A pool is fitted with two taps. When operating independently, tap b needs 6
hours more than tap a to fill the pool. Tap a needs 2 hours more than the time
taken when both taps are turned on at the same time. How long does it take
to fill the pool if two taps were turned on together at the same time?
Let the time for Tap A to fill the pool = A hours
Let the time for Tap B to fill the pool = A + 6 hours
So Tap A fills 1/A of the pool in every hour
And Tap B fills 1/ {A + 6) of the pool every hour
Add these and we get that
1 / A + 1 / ( A + 6) = [ A + 6 + A ] / [ A (A + 6)] = [ 2A + 6 ] / [ A^2 + 6A ]

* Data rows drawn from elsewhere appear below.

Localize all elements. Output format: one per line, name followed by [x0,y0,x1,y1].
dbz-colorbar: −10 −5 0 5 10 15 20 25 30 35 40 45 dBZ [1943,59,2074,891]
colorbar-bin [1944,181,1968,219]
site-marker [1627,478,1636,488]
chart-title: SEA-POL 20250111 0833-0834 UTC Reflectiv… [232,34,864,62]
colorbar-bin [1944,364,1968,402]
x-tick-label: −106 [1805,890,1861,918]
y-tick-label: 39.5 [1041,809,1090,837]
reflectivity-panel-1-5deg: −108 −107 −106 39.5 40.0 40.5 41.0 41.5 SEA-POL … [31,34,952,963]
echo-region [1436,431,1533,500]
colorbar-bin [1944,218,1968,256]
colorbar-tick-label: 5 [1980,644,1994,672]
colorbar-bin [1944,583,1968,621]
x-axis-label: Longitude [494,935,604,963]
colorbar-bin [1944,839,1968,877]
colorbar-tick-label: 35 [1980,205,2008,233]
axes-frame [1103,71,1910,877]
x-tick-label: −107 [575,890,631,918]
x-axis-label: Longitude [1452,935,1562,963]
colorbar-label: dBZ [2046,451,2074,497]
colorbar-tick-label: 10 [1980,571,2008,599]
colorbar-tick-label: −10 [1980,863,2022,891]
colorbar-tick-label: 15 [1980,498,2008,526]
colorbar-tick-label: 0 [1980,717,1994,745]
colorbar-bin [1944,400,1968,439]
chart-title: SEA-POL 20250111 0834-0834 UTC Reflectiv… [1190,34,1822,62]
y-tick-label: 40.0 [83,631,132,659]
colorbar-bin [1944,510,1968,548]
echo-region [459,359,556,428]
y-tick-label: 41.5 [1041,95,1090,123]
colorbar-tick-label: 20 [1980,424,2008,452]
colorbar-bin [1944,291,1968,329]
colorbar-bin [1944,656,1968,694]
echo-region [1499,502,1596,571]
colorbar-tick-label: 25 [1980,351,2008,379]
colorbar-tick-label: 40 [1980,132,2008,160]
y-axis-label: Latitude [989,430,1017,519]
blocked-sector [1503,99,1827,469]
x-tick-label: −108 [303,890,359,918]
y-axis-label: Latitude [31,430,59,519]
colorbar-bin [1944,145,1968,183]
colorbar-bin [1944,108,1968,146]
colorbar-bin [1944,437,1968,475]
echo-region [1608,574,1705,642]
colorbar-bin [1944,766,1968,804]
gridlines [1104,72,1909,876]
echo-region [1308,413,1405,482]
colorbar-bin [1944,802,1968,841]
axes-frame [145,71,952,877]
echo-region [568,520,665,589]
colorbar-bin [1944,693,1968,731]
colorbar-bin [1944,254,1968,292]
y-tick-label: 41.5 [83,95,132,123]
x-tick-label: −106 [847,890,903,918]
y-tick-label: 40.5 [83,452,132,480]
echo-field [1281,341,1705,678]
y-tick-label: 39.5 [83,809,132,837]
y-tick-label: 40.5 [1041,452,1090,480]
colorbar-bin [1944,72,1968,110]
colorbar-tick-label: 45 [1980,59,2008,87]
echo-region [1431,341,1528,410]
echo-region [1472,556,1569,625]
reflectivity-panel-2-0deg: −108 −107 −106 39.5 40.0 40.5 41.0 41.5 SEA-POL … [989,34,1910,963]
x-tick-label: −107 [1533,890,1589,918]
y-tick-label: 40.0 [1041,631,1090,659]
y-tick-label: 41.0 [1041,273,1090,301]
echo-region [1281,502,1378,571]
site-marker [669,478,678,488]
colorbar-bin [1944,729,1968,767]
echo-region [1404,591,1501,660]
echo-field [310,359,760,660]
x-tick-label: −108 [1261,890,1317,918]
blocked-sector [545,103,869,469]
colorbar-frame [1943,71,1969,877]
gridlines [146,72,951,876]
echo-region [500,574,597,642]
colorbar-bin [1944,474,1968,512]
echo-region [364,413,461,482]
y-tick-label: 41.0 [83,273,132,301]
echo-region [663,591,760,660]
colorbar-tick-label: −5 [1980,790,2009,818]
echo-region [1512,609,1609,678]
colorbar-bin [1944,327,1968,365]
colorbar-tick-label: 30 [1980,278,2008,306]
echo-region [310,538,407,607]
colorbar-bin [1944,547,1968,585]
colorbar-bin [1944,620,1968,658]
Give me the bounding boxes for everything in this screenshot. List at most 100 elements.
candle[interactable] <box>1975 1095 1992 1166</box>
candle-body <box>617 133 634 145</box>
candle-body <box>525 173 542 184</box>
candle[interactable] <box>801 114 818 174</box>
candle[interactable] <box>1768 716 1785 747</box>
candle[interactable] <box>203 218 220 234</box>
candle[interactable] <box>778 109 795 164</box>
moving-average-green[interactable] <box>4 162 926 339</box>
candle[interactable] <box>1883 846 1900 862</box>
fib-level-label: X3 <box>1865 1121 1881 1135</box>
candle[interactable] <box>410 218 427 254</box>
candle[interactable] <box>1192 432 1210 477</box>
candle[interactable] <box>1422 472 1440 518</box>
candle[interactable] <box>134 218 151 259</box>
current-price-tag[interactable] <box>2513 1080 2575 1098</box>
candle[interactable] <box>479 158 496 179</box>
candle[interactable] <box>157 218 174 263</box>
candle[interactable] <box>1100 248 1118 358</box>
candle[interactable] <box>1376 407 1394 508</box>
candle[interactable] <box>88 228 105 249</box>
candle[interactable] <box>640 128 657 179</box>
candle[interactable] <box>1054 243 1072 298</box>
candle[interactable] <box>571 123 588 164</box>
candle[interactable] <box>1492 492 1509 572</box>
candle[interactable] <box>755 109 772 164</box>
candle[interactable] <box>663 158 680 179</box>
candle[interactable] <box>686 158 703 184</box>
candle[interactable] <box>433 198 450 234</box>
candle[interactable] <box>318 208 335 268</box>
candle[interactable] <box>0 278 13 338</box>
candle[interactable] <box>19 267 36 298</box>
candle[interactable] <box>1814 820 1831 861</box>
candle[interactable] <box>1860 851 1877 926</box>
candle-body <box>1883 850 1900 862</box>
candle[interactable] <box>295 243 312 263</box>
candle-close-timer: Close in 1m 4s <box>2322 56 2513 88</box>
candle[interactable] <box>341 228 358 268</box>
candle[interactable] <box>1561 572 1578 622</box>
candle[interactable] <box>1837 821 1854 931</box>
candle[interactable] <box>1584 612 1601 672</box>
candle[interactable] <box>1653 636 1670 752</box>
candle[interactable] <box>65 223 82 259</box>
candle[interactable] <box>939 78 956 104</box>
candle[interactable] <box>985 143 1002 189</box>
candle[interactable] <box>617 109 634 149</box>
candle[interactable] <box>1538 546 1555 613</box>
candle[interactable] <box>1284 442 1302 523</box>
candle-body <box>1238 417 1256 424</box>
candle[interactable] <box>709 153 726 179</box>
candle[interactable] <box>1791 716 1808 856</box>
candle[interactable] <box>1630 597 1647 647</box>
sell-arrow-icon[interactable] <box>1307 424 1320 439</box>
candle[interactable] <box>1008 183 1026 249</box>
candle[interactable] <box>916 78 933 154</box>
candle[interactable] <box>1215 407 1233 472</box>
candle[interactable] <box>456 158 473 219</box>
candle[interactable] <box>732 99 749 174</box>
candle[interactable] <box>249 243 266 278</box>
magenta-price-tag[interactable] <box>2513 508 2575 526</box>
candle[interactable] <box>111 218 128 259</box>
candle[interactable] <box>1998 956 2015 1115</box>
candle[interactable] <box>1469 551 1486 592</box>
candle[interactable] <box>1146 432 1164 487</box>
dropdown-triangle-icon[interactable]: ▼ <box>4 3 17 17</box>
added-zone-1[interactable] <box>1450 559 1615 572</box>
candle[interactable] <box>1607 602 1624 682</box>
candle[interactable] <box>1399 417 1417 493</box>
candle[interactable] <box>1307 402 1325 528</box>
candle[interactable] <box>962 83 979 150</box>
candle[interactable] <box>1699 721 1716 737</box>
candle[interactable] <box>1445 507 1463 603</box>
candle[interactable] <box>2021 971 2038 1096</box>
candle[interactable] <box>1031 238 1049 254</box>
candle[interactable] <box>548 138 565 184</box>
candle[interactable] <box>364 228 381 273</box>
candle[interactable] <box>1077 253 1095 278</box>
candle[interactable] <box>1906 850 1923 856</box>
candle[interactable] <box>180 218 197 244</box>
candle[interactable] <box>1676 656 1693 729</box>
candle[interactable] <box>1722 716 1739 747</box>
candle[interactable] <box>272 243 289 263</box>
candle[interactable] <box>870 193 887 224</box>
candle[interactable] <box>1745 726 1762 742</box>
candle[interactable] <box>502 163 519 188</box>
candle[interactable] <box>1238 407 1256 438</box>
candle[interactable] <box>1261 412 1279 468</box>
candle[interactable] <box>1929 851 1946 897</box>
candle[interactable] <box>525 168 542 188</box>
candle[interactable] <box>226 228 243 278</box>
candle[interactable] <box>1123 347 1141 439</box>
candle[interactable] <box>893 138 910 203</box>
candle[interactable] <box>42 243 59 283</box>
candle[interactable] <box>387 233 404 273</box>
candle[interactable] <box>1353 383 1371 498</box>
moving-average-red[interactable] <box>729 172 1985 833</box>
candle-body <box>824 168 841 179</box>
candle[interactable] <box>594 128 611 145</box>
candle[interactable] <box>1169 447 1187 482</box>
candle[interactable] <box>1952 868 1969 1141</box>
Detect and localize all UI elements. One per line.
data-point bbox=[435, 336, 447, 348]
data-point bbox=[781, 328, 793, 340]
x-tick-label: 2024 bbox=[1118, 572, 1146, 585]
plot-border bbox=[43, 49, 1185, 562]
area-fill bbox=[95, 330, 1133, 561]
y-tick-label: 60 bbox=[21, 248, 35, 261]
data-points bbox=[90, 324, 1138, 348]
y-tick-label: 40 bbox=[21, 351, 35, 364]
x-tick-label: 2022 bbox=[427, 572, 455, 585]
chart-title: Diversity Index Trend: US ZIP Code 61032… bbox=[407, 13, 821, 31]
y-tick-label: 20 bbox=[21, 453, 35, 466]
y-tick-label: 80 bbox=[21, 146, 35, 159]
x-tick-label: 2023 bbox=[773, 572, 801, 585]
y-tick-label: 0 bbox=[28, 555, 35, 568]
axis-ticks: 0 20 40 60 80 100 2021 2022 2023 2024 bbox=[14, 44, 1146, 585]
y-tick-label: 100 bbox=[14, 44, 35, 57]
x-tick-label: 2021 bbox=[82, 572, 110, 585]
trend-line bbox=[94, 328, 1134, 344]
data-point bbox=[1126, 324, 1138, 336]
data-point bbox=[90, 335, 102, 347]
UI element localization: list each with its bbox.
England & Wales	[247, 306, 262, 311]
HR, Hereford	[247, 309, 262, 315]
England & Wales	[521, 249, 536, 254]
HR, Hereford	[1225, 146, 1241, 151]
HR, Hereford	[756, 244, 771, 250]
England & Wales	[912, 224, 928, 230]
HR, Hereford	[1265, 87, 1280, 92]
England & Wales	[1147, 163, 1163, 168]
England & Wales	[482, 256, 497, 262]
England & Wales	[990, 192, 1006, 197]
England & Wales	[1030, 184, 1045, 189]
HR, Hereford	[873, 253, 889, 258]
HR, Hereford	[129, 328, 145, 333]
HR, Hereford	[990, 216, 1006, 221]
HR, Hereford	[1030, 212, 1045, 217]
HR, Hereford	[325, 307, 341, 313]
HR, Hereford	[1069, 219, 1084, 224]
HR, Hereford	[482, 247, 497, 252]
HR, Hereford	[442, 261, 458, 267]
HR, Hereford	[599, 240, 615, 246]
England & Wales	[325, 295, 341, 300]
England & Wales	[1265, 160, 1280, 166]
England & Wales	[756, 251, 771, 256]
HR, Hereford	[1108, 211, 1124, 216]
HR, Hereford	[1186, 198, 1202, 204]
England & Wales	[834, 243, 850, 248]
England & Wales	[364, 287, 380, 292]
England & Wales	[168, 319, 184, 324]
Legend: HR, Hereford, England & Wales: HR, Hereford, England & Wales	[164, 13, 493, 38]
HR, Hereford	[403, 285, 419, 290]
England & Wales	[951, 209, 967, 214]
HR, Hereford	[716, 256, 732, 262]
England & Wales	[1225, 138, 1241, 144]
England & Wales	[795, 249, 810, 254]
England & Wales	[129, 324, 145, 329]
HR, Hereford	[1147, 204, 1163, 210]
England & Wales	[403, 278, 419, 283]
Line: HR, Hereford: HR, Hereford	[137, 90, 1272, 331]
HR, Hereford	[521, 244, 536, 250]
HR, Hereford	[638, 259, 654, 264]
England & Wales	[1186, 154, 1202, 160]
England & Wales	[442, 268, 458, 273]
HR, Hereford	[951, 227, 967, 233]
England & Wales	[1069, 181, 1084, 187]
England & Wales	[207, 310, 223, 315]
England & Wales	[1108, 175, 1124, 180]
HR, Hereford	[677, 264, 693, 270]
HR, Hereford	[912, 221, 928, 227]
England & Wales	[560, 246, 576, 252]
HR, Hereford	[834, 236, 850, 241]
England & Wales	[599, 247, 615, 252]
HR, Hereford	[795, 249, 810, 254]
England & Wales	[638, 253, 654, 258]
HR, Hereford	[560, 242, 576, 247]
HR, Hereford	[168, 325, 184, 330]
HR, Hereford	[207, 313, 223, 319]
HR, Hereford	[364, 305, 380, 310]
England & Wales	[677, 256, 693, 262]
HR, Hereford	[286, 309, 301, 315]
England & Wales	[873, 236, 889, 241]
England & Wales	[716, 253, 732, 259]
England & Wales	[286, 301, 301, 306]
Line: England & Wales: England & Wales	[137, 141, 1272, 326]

The reciprocal of this is the time it takes both taps working together to fill the pool =
[ A^2 + 6A ] / [2A + 6 ] [ in hours ]
And we know that
Time for both taps working together + 2 hours = = time for Tap A to fill the pool
So we have that
[ A^2 + 6A ] / [2A + 6 } + 2 = A
Simplify
A^2 + 6A / [ 2A + 6 ] = A - 2
A^2 + 6A = [ A - 2 ] [ 2A + 6]
A^2 + 6A = 2A^2 - 4A + 6A - 12
A^2 + - 4A - 12 = 0 factor
(A - 6) ( A + 2) = 0
Setting the first factor to 0 and solving for A gives us the positive answer for A = 6 hours to fill pool
And B takes 6 + 6 = 12 hours to fill the pool
So....the time for both to fill the pool is
1/6 + 1/12
[12 + 6 ] / [ 6 * 12 ]
18/ 72 take the reciprocal
72 / 18 = 4 hours for both to fill the pool